I call it a proof from strength because there is no one else powerful enough to do this. See the reaction – the people at table take for granted that a mere man cannot forgive sins. We humans are not in the proper role of authority. We are weak.
But the Lord is strong. The woman heard of his works, and recognized in him the presence of God. And she utterly prostrated herself before him, as a sign of her weakness, her inability to save herself from her own sins. (One can hardly imagine more abject prostration – she weeps, she cleans his feet with her hair, she pours out ointment like she wishes she could pour out her heart and soul).
And does he counsel her? Does he prescribe psychotropic drugs, does he tell her it was nothing, that she’s doing fine?

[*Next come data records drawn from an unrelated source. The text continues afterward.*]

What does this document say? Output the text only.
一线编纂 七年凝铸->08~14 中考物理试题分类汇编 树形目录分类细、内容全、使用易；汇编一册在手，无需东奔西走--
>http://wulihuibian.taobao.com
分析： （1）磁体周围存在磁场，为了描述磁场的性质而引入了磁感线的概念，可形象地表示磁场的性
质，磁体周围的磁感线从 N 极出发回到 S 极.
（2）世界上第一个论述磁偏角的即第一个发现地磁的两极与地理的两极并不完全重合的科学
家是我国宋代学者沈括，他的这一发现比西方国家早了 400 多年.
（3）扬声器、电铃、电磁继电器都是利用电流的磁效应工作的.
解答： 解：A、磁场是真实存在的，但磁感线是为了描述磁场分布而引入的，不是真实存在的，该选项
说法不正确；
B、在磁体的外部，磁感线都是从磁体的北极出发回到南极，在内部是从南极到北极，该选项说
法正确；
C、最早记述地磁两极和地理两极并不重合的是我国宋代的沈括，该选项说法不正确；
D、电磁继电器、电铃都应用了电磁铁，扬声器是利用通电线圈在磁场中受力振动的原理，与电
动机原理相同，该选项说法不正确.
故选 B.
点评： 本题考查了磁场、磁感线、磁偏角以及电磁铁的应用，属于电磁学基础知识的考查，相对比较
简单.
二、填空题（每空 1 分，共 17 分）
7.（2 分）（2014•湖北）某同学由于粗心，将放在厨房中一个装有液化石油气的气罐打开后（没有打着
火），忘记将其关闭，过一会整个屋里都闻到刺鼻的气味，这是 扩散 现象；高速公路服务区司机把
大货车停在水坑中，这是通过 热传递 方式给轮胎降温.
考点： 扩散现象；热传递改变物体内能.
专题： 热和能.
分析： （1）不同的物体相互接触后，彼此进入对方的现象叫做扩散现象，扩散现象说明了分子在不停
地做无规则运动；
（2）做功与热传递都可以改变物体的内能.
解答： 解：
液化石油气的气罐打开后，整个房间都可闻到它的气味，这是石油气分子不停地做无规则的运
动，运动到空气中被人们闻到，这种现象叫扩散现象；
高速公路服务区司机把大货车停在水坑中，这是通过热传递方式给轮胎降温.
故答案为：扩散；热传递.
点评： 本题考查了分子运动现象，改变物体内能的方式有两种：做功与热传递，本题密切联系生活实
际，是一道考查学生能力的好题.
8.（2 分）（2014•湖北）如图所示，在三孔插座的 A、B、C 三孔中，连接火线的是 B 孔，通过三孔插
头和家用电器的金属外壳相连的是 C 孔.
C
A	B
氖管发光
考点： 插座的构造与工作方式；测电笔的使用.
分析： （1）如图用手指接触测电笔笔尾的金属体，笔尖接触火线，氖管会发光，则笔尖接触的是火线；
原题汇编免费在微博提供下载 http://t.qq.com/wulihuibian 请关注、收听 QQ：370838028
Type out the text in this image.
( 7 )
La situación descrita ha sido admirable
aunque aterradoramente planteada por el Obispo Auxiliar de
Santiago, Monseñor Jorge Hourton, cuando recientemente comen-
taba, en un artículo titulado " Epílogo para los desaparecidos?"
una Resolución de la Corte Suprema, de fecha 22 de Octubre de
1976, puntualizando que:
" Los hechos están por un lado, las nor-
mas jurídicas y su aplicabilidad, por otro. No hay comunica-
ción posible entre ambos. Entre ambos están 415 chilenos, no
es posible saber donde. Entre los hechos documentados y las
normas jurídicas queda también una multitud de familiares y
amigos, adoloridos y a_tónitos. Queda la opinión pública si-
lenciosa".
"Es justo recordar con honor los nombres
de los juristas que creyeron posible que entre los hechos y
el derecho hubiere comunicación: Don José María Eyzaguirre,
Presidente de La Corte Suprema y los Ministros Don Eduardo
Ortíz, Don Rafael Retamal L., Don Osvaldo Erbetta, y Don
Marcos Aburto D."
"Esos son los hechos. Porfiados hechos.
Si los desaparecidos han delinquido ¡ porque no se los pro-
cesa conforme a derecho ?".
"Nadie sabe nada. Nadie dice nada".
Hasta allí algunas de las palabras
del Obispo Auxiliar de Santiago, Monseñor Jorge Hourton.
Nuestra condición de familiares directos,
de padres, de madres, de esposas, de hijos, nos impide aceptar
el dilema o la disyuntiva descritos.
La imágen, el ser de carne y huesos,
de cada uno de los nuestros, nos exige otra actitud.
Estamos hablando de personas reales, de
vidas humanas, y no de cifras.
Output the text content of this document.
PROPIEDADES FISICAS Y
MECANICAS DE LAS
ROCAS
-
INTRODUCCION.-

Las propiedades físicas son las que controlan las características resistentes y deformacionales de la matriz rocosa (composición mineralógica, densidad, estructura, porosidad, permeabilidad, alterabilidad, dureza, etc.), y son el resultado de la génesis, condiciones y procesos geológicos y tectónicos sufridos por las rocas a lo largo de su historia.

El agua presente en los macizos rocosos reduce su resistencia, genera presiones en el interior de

No. And no one else could do what he did next. The whole world could have stopped spinning, the Universe could have flashed out of existence, and no more power would be required than was exercised.
From a position of power and authority, he simply speaks, and it is done. He says she is forgiven,* and she is.
The proof is that the sufficiently conscious soul knows what great cost there is in sin, knows how great a fall it is from the perfection that was intended for us, and she can neither bear it nor find any earthly relief from it. This remains quite true today. But if this cost can be charged against a soul, there must be some way to pay it. If it is possible to fall from innocence, to have been there in the first place, then there must be some way to be redeemed. (Or else there is nothing to fight for, there is nothing to progress toward).
There is only one who could pay the cost and redeem the fallen – and this we call God.
*Some hear this story, and they hear this word – forgiven – and they hear it again. The first to alert them; the second to overwhelm them. Some souls are always hearing echoes of the Lord.